In recent years, machine learning techniques, which can automatically extract key features from tremendous amount of data, have achieved noteworthy results in various fields including fluid dynamics owing to the advances in the algorithms centering on deep learning [8,9,10,11,12,13], which has been enabled by the recent development of computational power. For instance, Ling et al. [14] proposed a tensor basis neural network to predict the Reynolds stress anisotropy tensor for Reynolds-averaged Navier–Stokes simulations. The proposed method was applied to the duct and wavy flows, and it showed substantial merits over the conventional eddy viscosity models. Fukami et al. [15] utilized convolutional neural networks (CNN) [16] for a super-resolution reconstruction of two-dimensional turbulence and reported that the customized CNN model can recover the maximum wavenumbers of energy spectrum from grossly coarse low-resolution flow data. A machine learning method was also applied to the flow around a circular cylinder so as to predict the flow fields at various Reynolds numbers from the pressure drag coefficient distribution [17]. Moreover, Viquerat and Hachem [18] have proposed a CNN-based method to predict drag coefficients in a two-dimensional low Reynolds number flow around various random shapes generated by Bézier curves. In this way, capability of machine learning has been demonstrated for different kinds of fluid dynamics problems, although it should be noted that the literature on this topic is vast and many other applications exist despite the references provided here.

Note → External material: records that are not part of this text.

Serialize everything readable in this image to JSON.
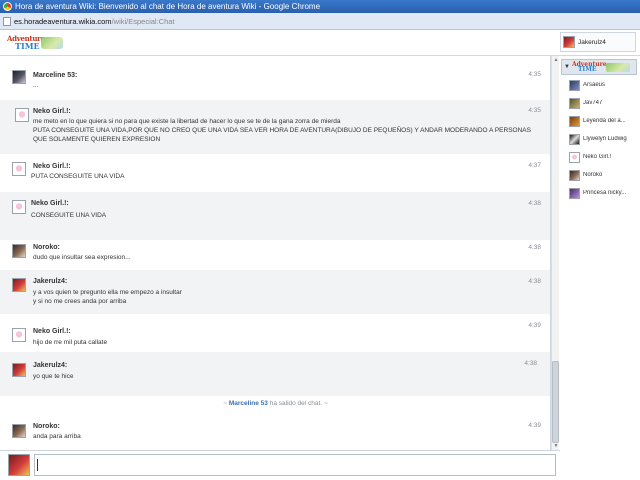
{
  "window": {
    "title": "Hora de aventura Wiki: Bienvenido al chat de Hora de aventura Wiki - Google Chrome",
    "url_domain": "es.horadeaventura.wikia.com",
    "url_path": "/wiki/Especial:Chat"
  },
  "header": {
    "logo_line1": "Adventure",
    "logo_line2": "TIME",
    "current_user": "Jakerulz4"
  },
  "messages": [
    {
      "user": "Marceline 53:",
      "avatar": "marceline-avatar",
      "time": "4:35",
      "lines": [
        "..."
      ]
    },
    {
      "user": "Neko Girl.!:",
      "avatar": "neko-avatar",
      "time": "4:35",
      "lines": [
        "me meto en lo que quiera si no para que existe la libertad de hacer lo que se te de la gana zorra de mierda",
        "PUTA CONSEGUITE UNA VIDA,POR QUE NO CREO QUE UNA VIDA SEA VER HORA DE AVENTURA(DIBUJO DE PEQUEÑOS) Y ANDAR MODERANDO A PERSONAS",
        "QUE SOLAMENTE QUIEREN EXPRESION"
      ]
    },
    {
      "user": "Neko Girl.!:",
      "avatar": "neko-avatar",
      "time": "4:37",
      "lines": [
        "PUTA CONSEGUITE UNA VIDA"
      ]
    },
    {
      "user": "Neko Girl.!:",
      "avatar": "neko-avatar",
      "time": "4:38",
      "lines": [
        "CONSEGUITE UNA VIDA"
      ]
    },
    {
      "user": "Noroko:",
      "avatar": "noroko-avatar",
      "time": "4:38",
      "lines": [
        "dudo que insultar sea expresion..."
      ]
    },
    {
      "user": "Jakerulz4:",
      "avatar": "jake-avatar",
      "time": "4:38",
      "lines": [
        "y a vos quien te pregunto ella me empezo a insultar",
        "y si no me crees anda por arriba"
      ]
    },
    {
      "user": "Neko Girl.!:",
      "avatar": "neko-avatar",
      "time": "4:39",
      "lines": [
        "hijo de rre mil puta callate"
      ]
    },
    {
      "user": "Jakerulz4:",
      "avatar": "jake-avatar",
      "time": "4:38",
      "lines": [
        "yo que te hice"
      ]
    },
    {
      "user": "Noroko:",
      "avatar": "noroko-avatar",
      "time": "4:39",
      "lines": [
        "anda para arriba"
      ]
    }
  ],
  "status": {
    "prefix": "~",
    "user": "Marceline 53",
    "text": "ha salido del chat.",
    "suffix": "~"
  },
  "userlist": {
    "users": [
      {
        "name": "Arsaeus",
        "avatar": "arsaeus-avatar"
      },
      {
        "name": "Jav747",
        "avatar": "jav-avatar"
      },
      {
        "name": "Leyenda del a...",
        "avatar": "leyenda-avatar"
      },
      {
        "name": "Llywelyn Ludwig",
        "avatar": "llywelyn-avatar"
      },
      {
        "name": "Neko Girl.!",
        "avatar": "neko-avatar"
      },
      {
        "name": "Noroko",
        "avatar": "noroko-avatar"
      },
      {
        "name": "Princesa nicky...",
        "avatar": "princesa-avatar"
      }
    ]
  },
  "composer": {
    "value": ""
  }
}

Of particular interest concerning the machine learning for fluid dynamics is its applications to nonlinear reduced-order modeling. San and Maulik [19] proposed an ROM for quasistationary geophysical turbulent flows based on the extreme learning machine. Srinivasan et al. [20] proposed a machine learning model based on a multilayer perceptron and a long short-term memory (LSTM) [22] to successfully predict temporal behaviors of the coefficients in the nine-equation turbulent flow model. More recently, Murata et al. [21] have proposed nonlinear mode decomposition via CNN autoencoder (CNN-AE) and reported its great advantage over POD for the flow around a circular cylinder and its transient process in terms of the feature extraction of flow fields in lower dimensions.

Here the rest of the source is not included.